In his recent letter concerning climate debate, Rick Place conflates arguments about who first theorized that the Earth is round with the more important confirmation that it, in fact, is round. There has been no rational argument on the latter point since the days of Copernicus and Galileo. Much the same is true about the fact of climate change.

While there is still uncertainty on some details, such as whether temperatures have, or will, increase enough to trip irreversible climate reactions, there is no legitimate debate on the basic science of climate change. That arguments persist is primarily due to the misinformation disseminated by the fossil fuel industry over the past 50 years or more. ExxonMobil scientists understood the science in the early 1970s but that industry has spent hundreds of millions to lobby against climate action.

More than 95 percent of climate scientists agree that climate science is factually correct and our rising global temperatures and related impacts – e.g., storms of increasingly destructive intensity, vast wildfires and melting Arctic and glacial ice – are unquestionably the result of massive human-caused emissions of carbon dioxide and other greenhouse gasses into the atmosphere since the early 1900s.

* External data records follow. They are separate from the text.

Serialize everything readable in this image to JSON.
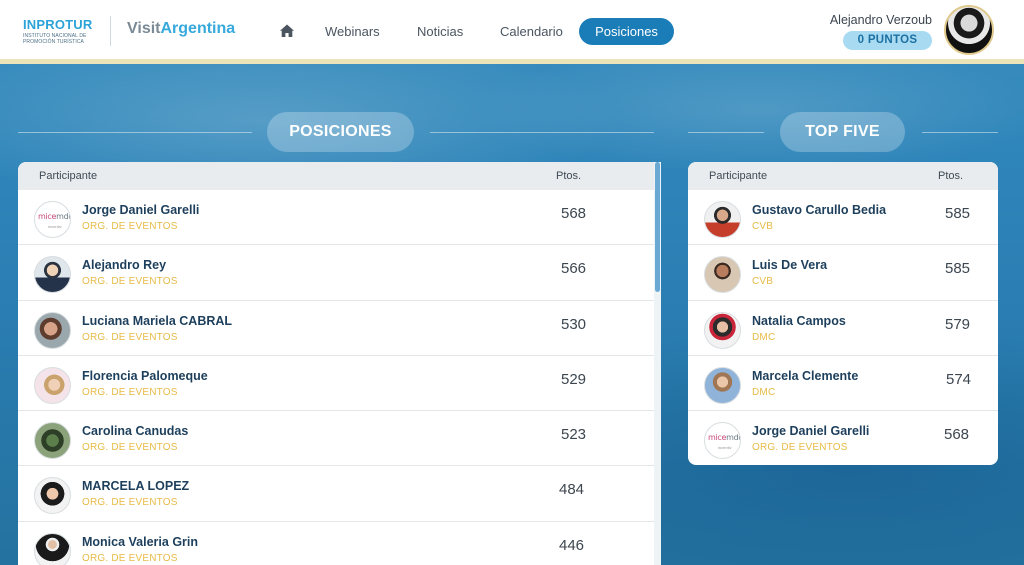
{
  "brand": {
    "inprotur_title": "INPROTUR",
    "inprotur_subtitle": "INSTITUTO NACIONAL DE PROMOCIÓN TURÍSTICA",
    "visit_prefix": "Visit",
    "visit_suffix": "Argentina"
  },
  "nav": {
    "home_icon": "home-icon",
    "items": [
      {
        "label": "Webinars"
      },
      {
        "label": "Noticias"
      },
      {
        "label": "Calendario"
      },
      {
        "label": "Posiciones"
      }
    ],
    "active": "Posiciones"
  },
  "user": {
    "name": "Alejandro Verzoub",
    "points": "0 PUNTOS"
  },
  "positions": {
    "title": "POSICIONES",
    "header": {
      "participant": "Participante",
      "points": "Ptos."
    },
    "rows": [
      {
        "name": "Jorge Daniel Garelli",
        "category": "ORG. DE EVENTOS",
        "points": "568"
      },
      {
        "name": "Alejandro Rey",
        "category": "ORG. DE EVENTOS",
        "points": "566"
      },
      {
        "name": "Luciana Mariela CABRAL",
        "category": "ORG. DE EVENTOS",
        "points": "530"
      },
      {
        "name": "Florencia Palomeque",
        "category": "ORG. DE EVENTOS",
        "points": "529"
      },
      {
        "name": "Carolina Canudas",
        "category": "ORG. DE EVENTOS",
        "points": "523"
      },
      {
        "name": "MARCELA LOPEZ",
        "category": "ORG. DE EVENTOS",
        "points": "484"
      },
      {
        "name": "Monica Valeria Grin",
        "category": "ORG. DE EVENTOS",
        "points": "446"
      }
    ]
  },
  "top_five": {
    "title": "TOP FIVE",
    "header": {
      "participant": "Participante",
      "points": "Ptos."
    },
    "rows": [
      {
        "name": "Gustavo Carullo Bedia",
        "category": "CVB",
        "points": "585"
      },
      {
        "name": "Luis De Vera",
        "category": "CVB",
        "points": "585"
      },
      {
        "name": "Natalia Campos",
        "category": "DMC",
        "points": "579"
      },
      {
        "name": "Marcela Clemente",
        "category": "DMC",
        "points": "574"
      },
      {
        "name": "Jorge Daniel Garelli",
        "category": "ORG. DE EVENTOS",
        "points": "568"
      }
    ]
  },
  "avatar_logo": {
    "mice": "mice",
    "mdq": "mdq",
    "tag": "incentiv"
  },
  "colors": {
    "accent": "#1b7db8",
    "category": "#e8bb47",
    "name": "#1d3f5c",
    "header_border": "#ede3b9"
  }
}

While our atmosphere is not boiling, as Mr. Place perhaps facetiously and hyperbolically suggests might be claimed by climate activists, the ocean is warming to historically high levels (as the oceans absorb 90 percent of the heat generated by global warming). This heat is bleaching (killing) coral reefs around the world and, shockingly, ocean waters near the southern tip of Florida reached 101°F last summer (sauna tub temperatures).

Unquestionably, citizens should be consulted on proposed actions to mitigate climate change, as Mr. Place urges. That is the essence of democracy. But there can be no reasonable question that aggressive action is needed on a broad scale locally, nationally and globally to avert far worse future impacts than we have seen so far.